July 27.—We are getting along pretty well; we have moved into the building in which is the kitchen and dining-room. The house is a very small one, and although this part of Georgia abounds in lime, it seems to be little used in the houses; the walls are generally boarded. This house has the addition of paper on its walls, which we have been compelled to take down, owing to its being in tatters.
All our cooks are negroes, and I find I have much more to do than when we had our soldiers in that capacity. A negro is a negro at best, and nothing more. They have to be told the same thing every day, and watched to see if they do it then.
I see by the Mobile papers that General Buckner, who is in command of that post, is making great preparations for a siege, as there is an attack expected there soon.
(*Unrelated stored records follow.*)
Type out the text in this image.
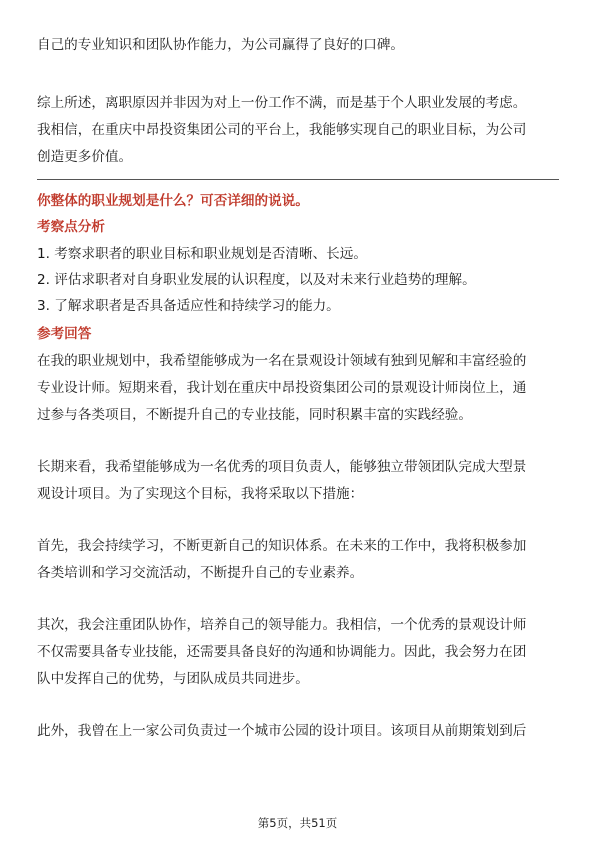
自己的专业知识和团队协作能力，为公司赢得了良好的口碑。

综上所述，离职原因并非因为对上一份工作不满，而是基于个人职业发展的考虑。
我相信，在重庆中昂投资集团公司的平台上，我能够实现自己的职业目标，为公司
创造更多价值。

你整体的职业规划是什么？可否详细的说说。

考察点分析

1. 考察求职者的职业目标和职业规划是否清晰、长远。

2. 评估求职者对自身职业发展的认识程度，以及对未来行业趋势的理解。

3. 了解求职者是否具备适应性和持续学习的能力。

参考回答

在我的职业规划中，我希望能够成为一名在景观设计领域有独到见解和丰富经验的
专业设计师。短期来看，我计划在重庆中昂投资集团公司的景观设计师岗位上，通
过参与各类项目，不断提升自己的专业技能，同时积累丰富的实践经验。

长期来看，我希望能够成为一名优秀的项目负责人，能够独立带领团队完成大型景
观设计项目。为了实现这个目标，我将采取以下措施：

首先，我会持续学习，不断更新自己的知识体系。在未来的工作中，我将积极参加
各类培训和学习交流活动，不断提升自己的专业素养。

其次，我会注重团队协作，培养自己的领导能力。我相信，一个优秀的景观设计师
不仅需要具备专业技能，还需要具备良好的沟通和协调能力。因此，我会努力在团
队中发挥自己的优势，与团队成员共同进步。

此外，我曾在上一家公司负责过一个城市公园的设计项目。该项目从前期策划到后

第5页，共51页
I hope the city will be able to stand as nobly as Charleston is doing, and that we will have no more Vicksburg disasters.
Many of the returned prisoners are blaming Pemberton alone for the fall of Vicksburg, saying that the place was not properly provisioned, and that that was the cause of its surrender. The suffering of our men, both there and at Port Hudson, was terrible, poor fellows! it does seem hard to have had to endure so much from the incompetency of their commander.
If the people have to leave Mobile, I do not see what is to become of them. I have seen enough of refugeeing to prove that it is not the best thing in the world. But Mobilians will have to do as others have done before them—the best they can under the circumstances—knowing it a the fortune of war, and all for the cause.